No children watched television or hung out waiting to be rescued. The square room’s naked concrete floor contained a ratty couch, an easy chair, and a swayed, rope-slat bed. The place smelled of cinnamon and sweat. In one corner sat a dorm refrigerator with a hot plate on top. Tidy and organized, the shack held the bare minimum for survival, with nothing left for comfort or luxury. She went over to the easy chair, sat, and rocked and looked off into the distance.
“Ma’am?” Mack said. His cell rang. He stepped outside to answer it.
I got down on complaining knees and put my hand on hers. “How long have you and Micah lived here?”
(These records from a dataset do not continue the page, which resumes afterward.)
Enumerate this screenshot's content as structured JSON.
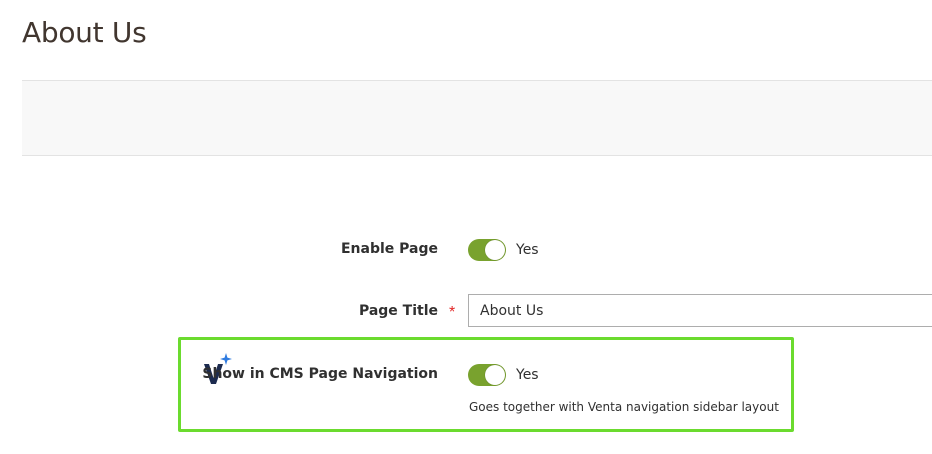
{
  "header": {
    "title": "About Us"
  },
  "form": {
    "enable_page": {
      "label": "Enable Page",
      "value_text": "Yes",
      "enabled": true
    },
    "page_title": {
      "label": "Page Title",
      "required_marker": "*",
      "value": "About Us"
    },
    "cms_navigation": {
      "label": "Show in CMS Page Navigation",
      "value_text": "Yes",
      "enabled": true,
      "note": "Goes together with Venta navigation sidebar layout",
      "logo_icon": "venta-v-sparkle-icon"
    }
  },
  "colors": {
    "toggle_on": "#79a22e",
    "highlight_border": "#6bdb2e",
    "required": "#e22626",
    "logo_dark": "#1c2b4f",
    "logo_sparkle": "#2f7be0"
  }
}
“Twenty-odd years. Met him walking along the highway with a summer monsoon coming. I stopped for him.” She brought her eyes down to mine. “He wouldn’t take the ride, said he needed the time to walk, said he’d already walked a hundred miles. He looked like he’d come a hundred miles. I told him I lived down the road right here, another ten miles or so, and if he wanted to he could stop to rest and have some water. He looked real bad, about to collapse. Didn’t think he’d make the ten miles. To tell you the truth, I thought he’d walk right off into oblivion.”